がばっと起き出した貴之が、脇に置いていたリュックに手をやり、中を探る。
(雨をしのげる物、しのげる物……)
もとより、傘など持ち歩かない性格の貴之だ。
彼がバッグから取り出したのは、まだ新品のノートだった。最近買った物でもないのだが、授業では何も書かないので、ずっと新品のままだった。
「えーと……風邪ひくよ」
彼女に駈け寄った貴之は、彼女の頭の上にノートを翳し、傘代わりにした。
そんな自己犠牲の塊のようなノートにも雨は容赦なく落ちて来て、ぼつぼつと音を立てた。貴之の目前で、みるみる、ノートがふやけていく。
貴之の制服の袖からも、雨は滴り続けた。
「……」
ゆらり、顔を上げた彼女が、コマ送りのようにゆっくりと、振り向いた。
どきりとするほど、大きくてつぶらな瞳。
雨粒ほどの涙をたたえながら、それは貴之を見据えていた。
「何……するのよ」
「え?」
「何、勝手なことするの、って云ってんの!」
「え? えっ!?」
「さっき、彼氏と別れたばっかりなの! 雨で涙を洗い流そうと思ってたのに……勝手なことしないでよ!」
「え? えっ!? えー!!」
頭の上のふやけたノートを右腕で薙ぎ払い、彼女が何処かへと去って行った。
勢いよく破けたノートが、手に残る。
けれど、雨で掻き乱された空気には、彼女の残り香すらなかった。
(彼女の意識の中に、俺はいなかった。ただ、それだけ。至極、単純なことだ……)
ははは、と乾いた笑いを湿った空気に吐き出すと、再び緑の斜面に腰を降ろして、大の字になった。
すぐさま、初夏の生温い雨の糸が、彼を60度の角度で覆い尽くした。
(俺の存在って……どんだけ薄いんだよ)
気がつけば、服はずぶ濡れ。これなら今日は、芝生の緑が付いたと母親に怒られることもないだろう。「服が濡れてる!」と、叱られるような気はするが――。
雨は、既に本降りに変わっていた。
ザーザーと音を立てながら落ちる雨の音に混ざり、貴之の耳の中にはイヤホンからの音もあった。
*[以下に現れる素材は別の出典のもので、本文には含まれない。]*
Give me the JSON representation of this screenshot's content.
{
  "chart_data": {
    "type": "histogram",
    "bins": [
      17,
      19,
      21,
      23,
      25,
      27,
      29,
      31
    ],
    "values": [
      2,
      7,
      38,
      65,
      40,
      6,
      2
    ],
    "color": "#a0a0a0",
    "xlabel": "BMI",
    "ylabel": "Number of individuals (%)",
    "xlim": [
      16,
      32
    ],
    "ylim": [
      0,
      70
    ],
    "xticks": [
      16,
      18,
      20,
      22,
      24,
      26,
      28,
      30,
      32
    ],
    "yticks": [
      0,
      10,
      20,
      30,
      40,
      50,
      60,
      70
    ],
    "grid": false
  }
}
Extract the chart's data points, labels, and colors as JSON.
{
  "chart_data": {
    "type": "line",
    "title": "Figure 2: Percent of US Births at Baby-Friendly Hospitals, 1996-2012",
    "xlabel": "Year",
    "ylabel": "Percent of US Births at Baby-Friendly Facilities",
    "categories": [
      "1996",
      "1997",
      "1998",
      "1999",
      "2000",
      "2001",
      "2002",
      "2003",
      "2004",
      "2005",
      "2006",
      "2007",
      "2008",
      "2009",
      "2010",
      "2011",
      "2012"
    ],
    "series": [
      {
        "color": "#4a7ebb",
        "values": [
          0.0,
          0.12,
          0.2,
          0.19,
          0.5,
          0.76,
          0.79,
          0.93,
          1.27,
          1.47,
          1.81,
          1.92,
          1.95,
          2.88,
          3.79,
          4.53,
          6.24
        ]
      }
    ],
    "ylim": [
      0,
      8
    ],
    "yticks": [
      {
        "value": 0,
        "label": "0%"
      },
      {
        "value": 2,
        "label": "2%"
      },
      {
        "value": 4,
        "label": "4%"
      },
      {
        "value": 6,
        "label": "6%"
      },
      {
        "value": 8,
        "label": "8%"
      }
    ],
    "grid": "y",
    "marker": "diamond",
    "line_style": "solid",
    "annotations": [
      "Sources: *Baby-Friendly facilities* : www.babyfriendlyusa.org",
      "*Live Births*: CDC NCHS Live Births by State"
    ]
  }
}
暫くただの雑音だったラジオが、突如、意味のある音楽に変わる。
「Alone Again――naturally」
ほんの少しだけ動いた貴之の唇から、漏れた言葉。
曲の歌詞らしいその言葉は雨に溶けて水溶液となり、そのまま地面に浸み込んで、消えてなくなったのだった。